Most importantly, when approaching cosmetic renovations take the time to determine which upgrades are worth implementing and which expenses are worth incurring. Such "face" value items as new bath fixtures, shower enclosures, kitchen appliances and cabinetry will not only make a home appear more attractive, it makes these areas more efficient, thus increasing value. Lighting is another element that will have a strong impact upon the appearance of a home. Other details such as hardware and accessories help to create an integrated picture. And the curbside appeal of refinished doors, newly painted walls and a good paint job are all key components of the overall presentation. Even a generic storage system adds panache and makes everything appear more modern.
Whether prepping a home for purposes of sale or a more comfortable environment, the goal is to create a home that shows well at first glance. Therefore, the changes should be consistent, which precludes patchwork for walls or floors. Moreover, if you are putting a property on the market, then don't bother re-furnishing with something that someone else will remove and you can't take with you. Common sense is a major component of this process.

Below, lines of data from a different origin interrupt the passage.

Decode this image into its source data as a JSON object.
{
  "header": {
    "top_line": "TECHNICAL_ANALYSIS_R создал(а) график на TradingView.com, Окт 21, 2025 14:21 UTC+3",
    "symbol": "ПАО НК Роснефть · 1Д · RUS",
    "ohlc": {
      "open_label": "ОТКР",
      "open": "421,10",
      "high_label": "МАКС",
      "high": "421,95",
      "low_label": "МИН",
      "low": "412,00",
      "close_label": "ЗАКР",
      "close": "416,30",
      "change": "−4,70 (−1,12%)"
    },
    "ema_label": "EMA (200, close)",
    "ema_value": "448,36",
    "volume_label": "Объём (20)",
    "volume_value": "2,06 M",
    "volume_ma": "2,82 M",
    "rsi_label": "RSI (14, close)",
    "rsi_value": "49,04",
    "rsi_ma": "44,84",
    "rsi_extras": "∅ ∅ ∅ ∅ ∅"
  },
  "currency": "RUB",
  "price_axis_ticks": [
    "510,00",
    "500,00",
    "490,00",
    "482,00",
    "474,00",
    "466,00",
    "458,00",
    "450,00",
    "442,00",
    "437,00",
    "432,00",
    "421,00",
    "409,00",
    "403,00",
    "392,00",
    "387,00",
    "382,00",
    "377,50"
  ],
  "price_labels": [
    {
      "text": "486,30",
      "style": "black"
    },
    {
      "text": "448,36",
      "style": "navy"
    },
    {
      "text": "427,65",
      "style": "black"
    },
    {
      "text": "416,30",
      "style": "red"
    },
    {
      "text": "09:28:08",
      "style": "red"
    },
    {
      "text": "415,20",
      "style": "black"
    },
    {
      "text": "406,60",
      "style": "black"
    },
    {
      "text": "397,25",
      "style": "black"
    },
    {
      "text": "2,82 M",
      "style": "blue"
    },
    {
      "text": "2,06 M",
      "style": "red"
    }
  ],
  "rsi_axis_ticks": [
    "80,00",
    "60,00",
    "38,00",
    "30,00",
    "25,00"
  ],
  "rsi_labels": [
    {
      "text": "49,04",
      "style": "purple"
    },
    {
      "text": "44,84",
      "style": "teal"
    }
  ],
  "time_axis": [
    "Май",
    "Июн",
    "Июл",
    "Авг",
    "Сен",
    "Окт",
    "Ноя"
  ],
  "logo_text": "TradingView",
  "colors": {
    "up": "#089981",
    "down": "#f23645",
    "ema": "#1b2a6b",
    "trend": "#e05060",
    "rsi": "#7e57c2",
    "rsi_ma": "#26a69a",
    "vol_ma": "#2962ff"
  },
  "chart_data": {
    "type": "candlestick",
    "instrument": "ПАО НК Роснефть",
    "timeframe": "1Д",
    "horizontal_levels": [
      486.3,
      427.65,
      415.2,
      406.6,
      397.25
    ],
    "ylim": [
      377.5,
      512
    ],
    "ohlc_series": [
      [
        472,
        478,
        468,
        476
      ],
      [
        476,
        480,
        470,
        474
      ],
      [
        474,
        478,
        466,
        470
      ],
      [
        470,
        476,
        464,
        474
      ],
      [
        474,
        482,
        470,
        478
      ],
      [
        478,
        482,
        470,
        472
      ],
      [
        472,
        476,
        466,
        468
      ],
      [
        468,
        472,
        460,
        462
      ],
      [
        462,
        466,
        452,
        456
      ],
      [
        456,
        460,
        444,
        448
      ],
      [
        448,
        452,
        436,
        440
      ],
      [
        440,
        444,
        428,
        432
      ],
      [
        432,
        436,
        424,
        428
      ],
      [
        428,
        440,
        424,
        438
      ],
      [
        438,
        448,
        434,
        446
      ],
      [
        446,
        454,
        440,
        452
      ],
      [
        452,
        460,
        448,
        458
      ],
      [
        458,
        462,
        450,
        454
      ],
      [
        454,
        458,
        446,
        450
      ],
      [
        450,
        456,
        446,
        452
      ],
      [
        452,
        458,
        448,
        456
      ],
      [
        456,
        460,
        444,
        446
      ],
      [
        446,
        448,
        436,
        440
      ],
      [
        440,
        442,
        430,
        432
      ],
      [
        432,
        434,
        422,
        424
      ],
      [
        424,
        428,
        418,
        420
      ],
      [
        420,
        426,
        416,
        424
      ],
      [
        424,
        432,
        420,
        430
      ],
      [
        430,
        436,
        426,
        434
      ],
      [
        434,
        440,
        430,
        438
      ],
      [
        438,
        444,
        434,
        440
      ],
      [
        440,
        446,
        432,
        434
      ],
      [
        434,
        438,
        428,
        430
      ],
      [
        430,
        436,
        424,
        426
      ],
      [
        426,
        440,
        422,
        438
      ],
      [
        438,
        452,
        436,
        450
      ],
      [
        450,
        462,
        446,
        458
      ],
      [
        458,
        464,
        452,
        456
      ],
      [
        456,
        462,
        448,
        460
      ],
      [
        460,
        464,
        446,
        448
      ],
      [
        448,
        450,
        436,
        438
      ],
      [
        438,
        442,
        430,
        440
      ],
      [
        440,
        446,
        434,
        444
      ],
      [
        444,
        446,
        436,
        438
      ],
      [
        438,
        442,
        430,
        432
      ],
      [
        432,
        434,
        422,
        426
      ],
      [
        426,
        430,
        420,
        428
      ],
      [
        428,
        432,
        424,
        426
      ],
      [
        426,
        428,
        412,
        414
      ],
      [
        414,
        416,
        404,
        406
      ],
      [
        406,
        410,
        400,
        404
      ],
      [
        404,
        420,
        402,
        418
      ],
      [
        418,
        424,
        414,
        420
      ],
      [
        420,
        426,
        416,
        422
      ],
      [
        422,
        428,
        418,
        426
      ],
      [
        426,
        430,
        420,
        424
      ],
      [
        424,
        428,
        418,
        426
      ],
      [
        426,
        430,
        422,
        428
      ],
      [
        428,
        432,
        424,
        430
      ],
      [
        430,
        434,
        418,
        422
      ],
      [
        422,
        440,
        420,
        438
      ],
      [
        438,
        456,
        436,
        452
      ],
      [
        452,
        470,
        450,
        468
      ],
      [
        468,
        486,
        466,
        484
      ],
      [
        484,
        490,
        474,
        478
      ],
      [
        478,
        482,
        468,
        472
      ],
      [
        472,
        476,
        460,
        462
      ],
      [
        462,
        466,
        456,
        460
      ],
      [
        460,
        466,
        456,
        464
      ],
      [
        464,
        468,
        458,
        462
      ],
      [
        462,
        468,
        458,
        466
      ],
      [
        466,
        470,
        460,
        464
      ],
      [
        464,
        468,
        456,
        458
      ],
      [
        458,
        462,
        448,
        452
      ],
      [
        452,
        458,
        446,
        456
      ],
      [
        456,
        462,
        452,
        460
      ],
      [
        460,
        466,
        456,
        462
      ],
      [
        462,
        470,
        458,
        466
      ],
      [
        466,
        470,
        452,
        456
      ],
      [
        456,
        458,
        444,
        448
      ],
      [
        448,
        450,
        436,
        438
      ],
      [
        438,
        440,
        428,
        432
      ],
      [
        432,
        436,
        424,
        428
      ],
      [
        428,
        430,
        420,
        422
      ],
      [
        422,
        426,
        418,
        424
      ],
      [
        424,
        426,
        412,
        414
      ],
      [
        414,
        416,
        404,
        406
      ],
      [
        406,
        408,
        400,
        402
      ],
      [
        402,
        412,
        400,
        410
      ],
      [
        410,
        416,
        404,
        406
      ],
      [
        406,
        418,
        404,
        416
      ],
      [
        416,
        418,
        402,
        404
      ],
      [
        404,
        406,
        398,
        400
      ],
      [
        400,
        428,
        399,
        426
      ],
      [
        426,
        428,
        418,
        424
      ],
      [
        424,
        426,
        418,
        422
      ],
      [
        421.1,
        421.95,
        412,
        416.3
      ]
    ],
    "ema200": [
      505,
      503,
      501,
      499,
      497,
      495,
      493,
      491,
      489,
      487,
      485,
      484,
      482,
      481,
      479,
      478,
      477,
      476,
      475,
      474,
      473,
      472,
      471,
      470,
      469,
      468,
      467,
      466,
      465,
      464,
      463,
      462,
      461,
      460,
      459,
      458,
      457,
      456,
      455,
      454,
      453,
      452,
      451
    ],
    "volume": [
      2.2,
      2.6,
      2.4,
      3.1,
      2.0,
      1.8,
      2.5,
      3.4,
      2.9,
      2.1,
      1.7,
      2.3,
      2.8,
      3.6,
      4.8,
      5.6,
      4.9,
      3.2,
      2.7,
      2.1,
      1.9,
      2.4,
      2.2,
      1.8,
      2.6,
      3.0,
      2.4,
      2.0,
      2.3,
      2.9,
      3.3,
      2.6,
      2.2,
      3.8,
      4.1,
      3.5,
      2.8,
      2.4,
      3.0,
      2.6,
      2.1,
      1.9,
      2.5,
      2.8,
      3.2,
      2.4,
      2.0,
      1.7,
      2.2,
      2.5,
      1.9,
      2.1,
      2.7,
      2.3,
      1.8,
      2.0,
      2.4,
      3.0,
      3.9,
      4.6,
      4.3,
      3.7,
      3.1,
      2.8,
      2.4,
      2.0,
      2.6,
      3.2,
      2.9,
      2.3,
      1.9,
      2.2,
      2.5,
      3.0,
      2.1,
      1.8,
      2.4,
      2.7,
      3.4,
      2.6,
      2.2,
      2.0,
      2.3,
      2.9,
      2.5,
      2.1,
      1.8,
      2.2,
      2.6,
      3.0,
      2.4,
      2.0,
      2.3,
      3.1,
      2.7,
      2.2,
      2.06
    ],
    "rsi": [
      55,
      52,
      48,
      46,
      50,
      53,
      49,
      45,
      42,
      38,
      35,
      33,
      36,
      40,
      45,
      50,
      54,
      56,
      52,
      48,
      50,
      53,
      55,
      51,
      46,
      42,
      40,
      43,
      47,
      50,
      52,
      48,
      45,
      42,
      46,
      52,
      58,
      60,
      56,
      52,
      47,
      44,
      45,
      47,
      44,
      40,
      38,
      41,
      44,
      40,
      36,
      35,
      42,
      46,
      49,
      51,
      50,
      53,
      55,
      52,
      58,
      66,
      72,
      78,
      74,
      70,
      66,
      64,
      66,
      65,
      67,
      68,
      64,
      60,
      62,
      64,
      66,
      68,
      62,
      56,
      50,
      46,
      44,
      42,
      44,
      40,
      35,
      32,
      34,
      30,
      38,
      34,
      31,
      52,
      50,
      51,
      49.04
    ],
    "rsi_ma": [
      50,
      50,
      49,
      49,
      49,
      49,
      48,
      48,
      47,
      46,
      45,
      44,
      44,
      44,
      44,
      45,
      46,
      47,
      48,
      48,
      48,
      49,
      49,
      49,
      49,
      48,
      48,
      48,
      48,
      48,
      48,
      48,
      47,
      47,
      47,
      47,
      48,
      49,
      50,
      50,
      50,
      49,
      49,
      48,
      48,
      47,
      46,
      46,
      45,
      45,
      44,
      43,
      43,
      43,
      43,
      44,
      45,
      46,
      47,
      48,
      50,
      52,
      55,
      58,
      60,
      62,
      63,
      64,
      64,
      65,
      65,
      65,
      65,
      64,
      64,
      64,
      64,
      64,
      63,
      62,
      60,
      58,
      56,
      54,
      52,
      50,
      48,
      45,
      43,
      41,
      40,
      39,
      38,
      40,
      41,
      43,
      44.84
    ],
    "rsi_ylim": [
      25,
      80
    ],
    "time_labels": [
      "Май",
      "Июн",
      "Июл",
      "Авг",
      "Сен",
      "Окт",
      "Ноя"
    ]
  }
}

No matter what the size or scope, all projects require forethought, which requires preparing a comprehensive plan, i.e., a Master Plan, which covers everything from project goals to the sequencing of the construction. Document your ideas and plans, so that the vendors understand your requirements. The less information left to interpretation, the more likely the work will be executed correctly.

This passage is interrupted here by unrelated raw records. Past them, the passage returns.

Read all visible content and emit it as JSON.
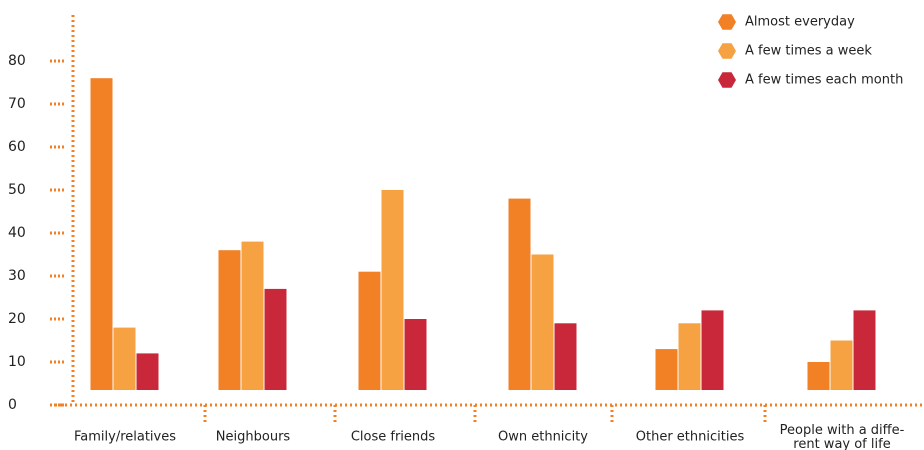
{
  "chart_data": {
    "type": "bar",
    "categories": [
      "Family/relatives",
      "Neighbours",
      "Close friends",
      "Own ethnicity",
      "Other ethnicities",
      "People with a diffe-\nrent way of life"
    ],
    "series": [
      {
        "name": "Almost everyday",
        "color": "#f28024",
        "values": [
          76,
          36,
          31,
          48,
          13,
          10
        ]
      },
      {
        "name": "A few times a week",
        "color": "#f6a142",
        "values": [
          18,
          38,
          50,
          35,
          19,
          15
        ]
      },
      {
        "name": "A few times each month",
        "color": "#c9283a",
        "values": [
          12,
          27,
          20,
          19,
          22,
          22
        ]
      }
    ],
    "ylim": [
      0,
      80
    ],
    "yticks": [
      0,
      10,
      20,
      30,
      40,
      50,
      60,
      70,
      80
    ],
    "legend": "top-right"
  }
}
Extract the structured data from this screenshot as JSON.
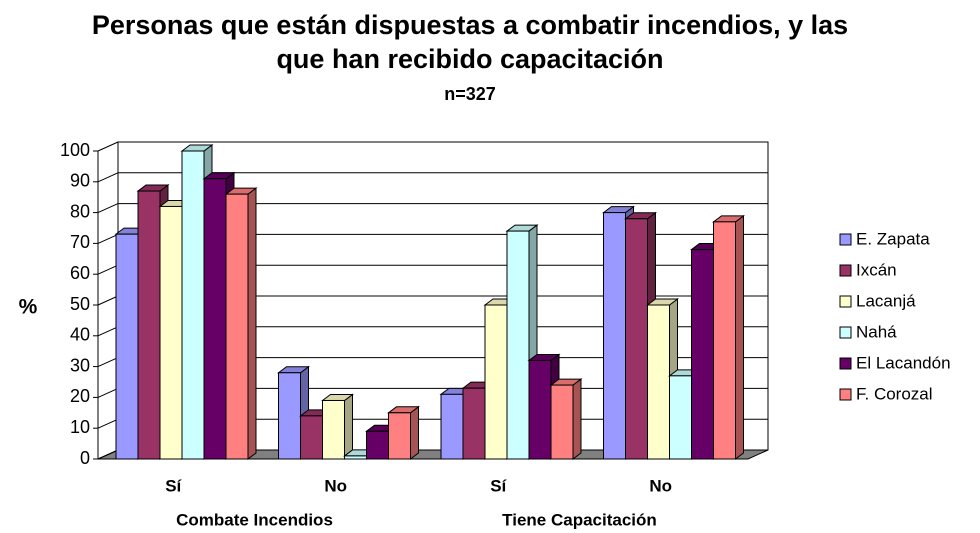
{
  "chart_data": {
    "type": "bar3d",
    "title": "Personas que están dispuestas a combatir incendios, y las que han recibido capacitación",
    "subtitle": "n=327",
    "y_label": "%",
    "categories": [
      "Sí",
      "No",
      "Sí",
      "No"
    ],
    "category_groups": [
      "Combate Incendios",
      "Tiene Capacitación"
    ],
    "series": [
      {
        "name": "E. Zapata",
        "color": "#9999ff",
        "values": [
          73,
          28,
          21,
          80
        ]
      },
      {
        "name": "Ixcán",
        "color": "#993366",
        "values": [
          87,
          14,
          23,
          78
        ]
      },
      {
        "name": "Lacanjá",
        "color": "#ffffcc",
        "values": [
          82,
          19,
          50,
          50
        ]
      },
      {
        "name": "Nahá",
        "color": "#ccffff",
        "values": [
          100,
          1,
          74,
          27
        ]
      },
      {
        "name": "El Lacandón",
        "color": "#660066",
        "values": [
          91,
          9,
          32,
          68
        ]
      },
      {
        "name": "F. Corozal",
        "color": "#ff8080",
        "values": [
          86,
          15,
          24,
          77
        ]
      }
    ],
    "ylim": [
      0,
      100
    ],
    "yticks": [
      0,
      10,
      20,
      30,
      40,
      50,
      60,
      70,
      80,
      90,
      100
    ],
    "grid": true,
    "legend": "right"
  }
}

Co-op and condo owners need to contact building management regarding regulations, guidelines and alteration agreements. Although cosmetic work doesn't require a permit, building management will have alteration guidelines that cover the times when the work may be implemented, criteria for deliveries, etc.

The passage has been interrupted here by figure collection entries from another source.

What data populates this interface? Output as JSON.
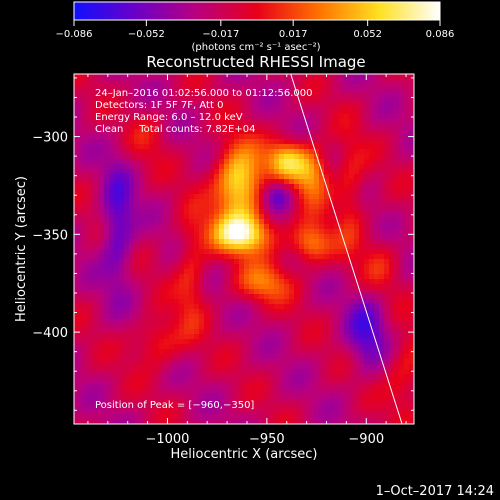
{
  "chart_data": {
    "type": "heatmap",
    "title": "Reconstructed RHESSI Image",
    "xlabel": "Heliocentric X (arcsec)",
    "ylabel": "Heliocentric Y (arcsec)",
    "xlim": [
      -1047,
      -876
    ],
    "ylim": [
      -447,
      -268
    ],
    "x_ticks": [
      {
        "value": -1000,
        "label": "−1000"
      },
      {
        "value": -950,
        "label": "−950"
      },
      {
        "value": -900,
        "label": "−900"
      }
    ],
    "y_ticks": [
      {
        "value": -300,
        "label": "−300"
      },
      {
        "value": -350,
        "label": "−350"
      },
      {
        "value": -400,
        "label": "−400"
      }
    ],
    "colorbar": {
      "range": [
        -0.086,
        0.086
      ],
      "colors": [
        "#1010ff",
        "#6a00c8",
        "#b80080",
        "#e8001a",
        "#ff7000",
        "#ffe020",
        "#ffffff"
      ],
      "ticks": [
        {
          "value": -0.086,
          "label": "−0.086"
        },
        {
          "value": -0.052,
          "label": "−0.052"
        },
        {
          "value": -0.017,
          "label": "−0.017"
        },
        {
          "value": 0.017,
          "label": "0.017"
        },
        {
          "value": 0.052,
          "label": "0.052"
        },
        {
          "value": 0.086,
          "label": "0.086"
        }
      ],
      "unit_label": "(photons cm⁻² s⁻¹ asec⁻²)"
    },
    "annotations": [
      "24–Jan–2016 01:02:56.000 to 01:12:56.000",
      "Detectors: 1F 5F 7F, Att 0",
      "Energy Range: 6.0 – 12.0 keV",
      "Clean     Total counts: 7.82E+04"
    ],
    "peak_label": "Position of Peak = [−960,−350]",
    "peak": [
      -960,
      -350
    ],
    "limb_line": [
      [
        -938,
        -268
      ],
      [
        -882,
        -447
      ]
    ],
    "timestamp": "1–Oct–2017 14:24"
  }
}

Once a Master Plan is established, you'll have the information needed to discuss your project with contractors and workmen. Contractors are usually found through word of mouth or the building manager. Reputable ones may also be located in reference guides such as the Blue Book of Building & Construction (www.thebluebook.com) and The Franklin Report (www.franklinreport.com) or check out The Cooperator's Official Directory of Co-op and Condo Services (www.cooperator.com), accessible from the home page.
During the interviewing process, be sure to request references and ask to see their work. Arrange to meet with the project or construction manager, too, since that is who will be at the site - your home - on a daily basis. Finally ask to see their Certificate of Insurance to see what kind of coverage they have. Building management will also need to see the Certificate of Insurance stating both the general contractors' name and the "also insured" parties on the policy, which will be in effect for the duration of the project.
Once you are satisfied with the estimate, proposed scope of work, professional background references, personalities, etc., it is time to get a schedule of the work to review and approve. If all goes well and the contract meets your approval, you are generally responsible for an initial payment of 10 percent on materials at signing. Subsequent payments will be based on the work that is completed only.
To complete your project, make sure you sign off on the completed punchlist, then request a waiver of liens for payment, a one-year warranty and a guarantee on the work performed, as well as on the appliances and fixtures.
There are many benefits to cosmetic renovations because they tend to be shorter projects and less expensive. But preparation and planning are still critical to the process. Always think before you build and you'll do it right the first time.